The report did not allege that Joe Biden himself got $3.5 million or that Russia President Vladimir Putin had anything to do with such a payment. Nor does the report allege that Hunter Biden pocketed the money himself. The report said the sum went instead to an investment firm he co-founded. Hunter Biden’s lawyer has said in a statement to reporters that his client had no interest in and was not a founder of the firm.
TRUMP on the toll of COVID-19 in the U.S.: “So as you know 2.2 million people, modeled out, were expected to die.”
THE FACTS: This was his first line in the debate, and it is false. The U.S. death toll from the pandemic was not expected to be that high.
Such an extreme projection was merely a baseline if nothing at all were done to fight the pandemic. Doing nothing was never an option and public-health authorities did not expect over 2 million deaths.
Trump often cites the number to put the reality of more than 200,000 deaths in a better light and to attempt to take credit for reducing projected mortality.
At an April 1 briefing, when Trump and his officials discussed an actual projection of 100,000 to 240,000 deaths, the president held out hope of keeping deaths under 100,000. “I think we’re doing better than that.” He has repeatedly moved the goal posts to make the massive mortality and infection numbers look better.
TRUMP: “We’re rounding the turn.

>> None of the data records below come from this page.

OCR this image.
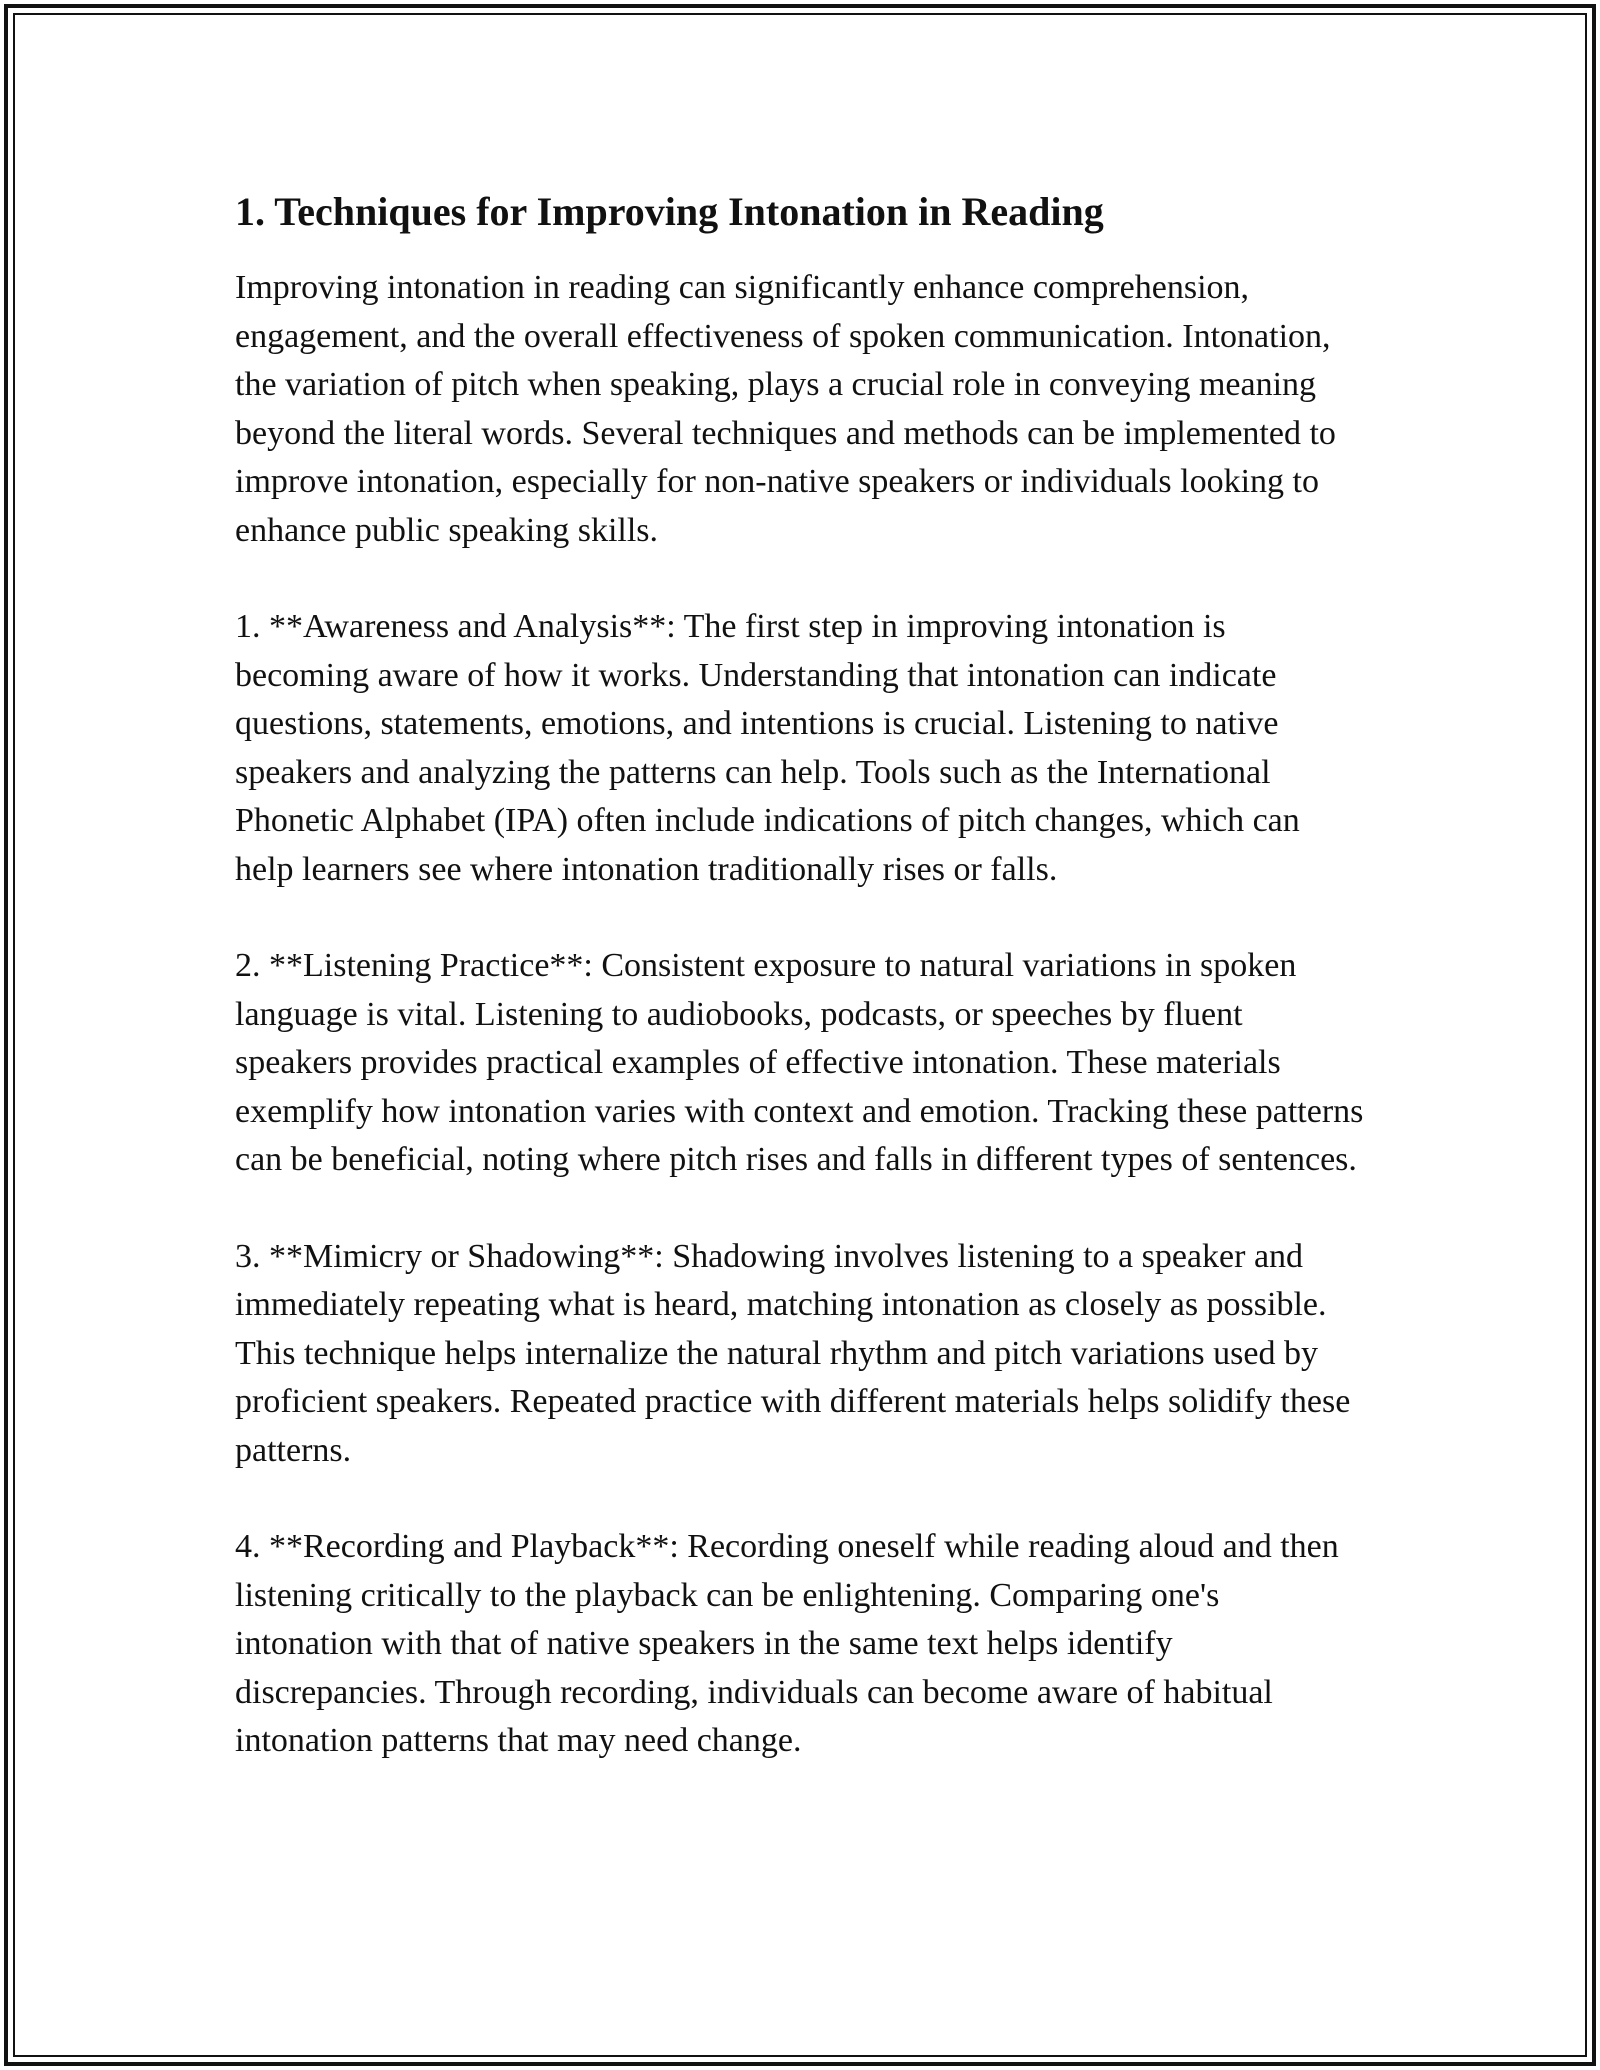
1. Techniques for Improving Intonation in Reading

Improving intonation in reading can significantly enhance comprehension, engagement, and the overall effectiveness of spoken communication. Intonation, the variation of pitch when speaking, plays a crucial role in conveying meaning beyond the literal words. Several techniques and methods can be implemented to improve intonation, especially for non-native speakers or individuals looking to enhance public speaking skills.

1. **Awareness and Analysis**: The first step in improving intonation is becoming aware of how it works. Understanding that intonation can indicate questions, statements, emotions, and intentions is crucial. Listening to native speakers and analyzing the patterns can help. Tools such as the International Phonetic Alphabet (IPA) often include indications of pitch changes, which can help learners see where intonation traditionally rises or falls.

2. **Listening Practice**: Consistent exposure to natural variations in spoken language is vital. Listening to audiobooks, podcasts, or speeches by fluent speakers provides practical examples of effective intonation. These materials exemplify how intonation varies with context and emotion. Tracking these patterns can be beneficial, noting where pitch rises and falls in different types of sentences.

3. **Mimicry or Shadowing**: Shadowing involves listening to a speaker and immediately repeating what is heard, matching intonation as closely as possible. This technique helps internalize the natural rhythm and pitch variations used by proficient speakers. Repeated practice with different materials helps solidify these patterns.

4. **Recording and Playback**: Recording oneself while reading aloud and then listening critically to the playback can be enlightening. Comparing one's intonation with that of native speakers in the same text helps identify discrepancies. Through recording, individuals can become aware of habitual intonation patterns that may need change.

We’re rounding the corner. It’s going away.”
THE FACTS: No, the coronavirus isn’t going away. It’s coming back. New cases are on the rise toward their summer peak. Deaths have also been increasing.
According to data through Oct. 21 from Johns Hopkins University, the 7-day rolling average for daily new cases in the U.S. rose over the past two weeks from over 42,300 on Oct. 7 to nearly 60,000 on Oct. 21.
According to data through Oct. 21 from Johns Hopkins University, the 7-day rolling average for daily new deaths in the U.S. rose over the past two weeks from 695 on Oct. 7 to 757 on Oct. 21.